For a specific natural $k$ we define the language of couples $(\langle M \rangle, x)$ such that $M$ stops on $x$ and the couple's encoding is bounded by $k$ i.e $L_k := \{(\langle M \rangle ,x)\in HP : |(\langle M \rangle ,x)| \le k \}$ This language is finite thus in $R$. I wish to understand how to build (Not formally) a TM, $\tilde{M}$ which decide this language. Since the only given information is that the encoding is bounded, I tried to think about "Pigeonhole" claim, i.e define $\tilde{M}$ which simulate $M$ computation on $x$ and remembering the configurations made by $M$ or by counting steps made by $M$ during the simulation in order to determine that $M$ is stuck in a loop. Since $M$ is deterministic, if $\tilde{M}$ "see" the same configuration twice, it guarantees that $M$ entered a loop, but I can't explain why the finite encoding of $(\langle M \rangle,x)$ promises that a configuration will repeat itself.
You cannot construct an explicit algorithm/TM which will decide the language $L_k$. Regarding your attempt at the proof: you are right that there is no guarantee that the configuration will repeat because these machines are not given to be space bounded.
The TM $M_k$ to decide $L_k$ will have all the tuples (which are finite in number) which are accepted hard coded in it. The TM will basically perform a search in a look up table: if that tuple is found then accept it, else reject. We don't care how these tuples are actually obtained.
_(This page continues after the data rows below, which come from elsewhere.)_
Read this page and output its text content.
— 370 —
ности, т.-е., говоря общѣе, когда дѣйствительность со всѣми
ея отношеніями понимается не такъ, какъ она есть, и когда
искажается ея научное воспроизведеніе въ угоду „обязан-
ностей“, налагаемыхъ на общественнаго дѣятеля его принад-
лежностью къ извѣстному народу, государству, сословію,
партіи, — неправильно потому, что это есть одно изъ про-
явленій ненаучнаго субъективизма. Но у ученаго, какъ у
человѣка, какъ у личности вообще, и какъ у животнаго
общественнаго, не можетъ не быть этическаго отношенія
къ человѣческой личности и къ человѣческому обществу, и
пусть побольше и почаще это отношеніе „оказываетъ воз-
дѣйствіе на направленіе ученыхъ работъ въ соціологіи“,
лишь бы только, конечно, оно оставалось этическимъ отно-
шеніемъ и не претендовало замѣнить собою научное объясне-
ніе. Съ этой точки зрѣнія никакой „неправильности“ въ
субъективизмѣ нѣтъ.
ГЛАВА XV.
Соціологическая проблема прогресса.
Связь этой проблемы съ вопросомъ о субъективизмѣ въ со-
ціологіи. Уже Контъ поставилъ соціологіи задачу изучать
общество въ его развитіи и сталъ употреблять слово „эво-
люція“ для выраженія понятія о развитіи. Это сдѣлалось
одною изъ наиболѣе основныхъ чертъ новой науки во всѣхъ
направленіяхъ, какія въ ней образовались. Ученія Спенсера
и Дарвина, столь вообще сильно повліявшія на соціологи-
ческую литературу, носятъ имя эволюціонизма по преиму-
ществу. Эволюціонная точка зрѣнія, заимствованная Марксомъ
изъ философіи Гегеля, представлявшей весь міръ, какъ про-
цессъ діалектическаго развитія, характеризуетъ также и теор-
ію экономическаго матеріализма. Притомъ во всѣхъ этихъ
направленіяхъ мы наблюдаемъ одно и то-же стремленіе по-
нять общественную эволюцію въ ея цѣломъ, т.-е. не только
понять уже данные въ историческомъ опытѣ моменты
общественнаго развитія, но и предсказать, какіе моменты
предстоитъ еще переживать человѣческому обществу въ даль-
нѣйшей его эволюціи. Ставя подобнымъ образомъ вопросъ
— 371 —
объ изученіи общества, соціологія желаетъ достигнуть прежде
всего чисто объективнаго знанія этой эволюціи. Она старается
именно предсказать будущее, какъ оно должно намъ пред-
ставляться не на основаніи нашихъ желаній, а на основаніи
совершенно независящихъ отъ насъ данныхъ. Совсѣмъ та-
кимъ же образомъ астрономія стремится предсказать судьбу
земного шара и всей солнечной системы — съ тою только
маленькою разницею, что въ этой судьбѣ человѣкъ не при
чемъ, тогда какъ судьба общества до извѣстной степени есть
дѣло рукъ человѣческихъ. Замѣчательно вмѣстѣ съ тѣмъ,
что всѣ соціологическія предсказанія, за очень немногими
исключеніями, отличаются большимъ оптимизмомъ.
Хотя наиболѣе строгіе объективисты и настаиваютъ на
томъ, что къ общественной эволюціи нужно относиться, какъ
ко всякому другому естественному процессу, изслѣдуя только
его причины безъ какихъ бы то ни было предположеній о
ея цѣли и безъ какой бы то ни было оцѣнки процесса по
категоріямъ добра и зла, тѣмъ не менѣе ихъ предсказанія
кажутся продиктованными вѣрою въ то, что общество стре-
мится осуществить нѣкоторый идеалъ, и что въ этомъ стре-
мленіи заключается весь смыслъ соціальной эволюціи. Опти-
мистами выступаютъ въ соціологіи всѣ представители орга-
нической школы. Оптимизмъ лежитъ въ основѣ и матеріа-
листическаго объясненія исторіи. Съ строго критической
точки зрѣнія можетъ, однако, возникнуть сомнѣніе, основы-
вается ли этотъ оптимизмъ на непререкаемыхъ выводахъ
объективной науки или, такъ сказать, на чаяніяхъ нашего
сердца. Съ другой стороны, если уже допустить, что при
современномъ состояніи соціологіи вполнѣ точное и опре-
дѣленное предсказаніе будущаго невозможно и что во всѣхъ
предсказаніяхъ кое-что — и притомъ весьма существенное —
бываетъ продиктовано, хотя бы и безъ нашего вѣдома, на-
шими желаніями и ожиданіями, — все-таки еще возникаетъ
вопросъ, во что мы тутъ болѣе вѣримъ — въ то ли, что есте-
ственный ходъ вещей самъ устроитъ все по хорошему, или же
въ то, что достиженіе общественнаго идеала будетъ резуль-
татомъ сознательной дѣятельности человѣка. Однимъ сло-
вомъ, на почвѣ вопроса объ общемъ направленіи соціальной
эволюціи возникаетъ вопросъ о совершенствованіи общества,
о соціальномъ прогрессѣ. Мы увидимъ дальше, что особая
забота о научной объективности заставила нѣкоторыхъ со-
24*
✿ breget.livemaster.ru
We can perhaps even prove that a general method to construct such TM $M_k$ for each $L_k$ cannot exists: Suppse there exists, then for a given input $<M,x>$, find the length of input, let it be $k$ and construct the TM $M_k$. Simulate $M_k$ over $<M,x>$. This will act as a decider for Halting Problem: which we know is undecidable. Hence, the assumption that we can have such a method is false.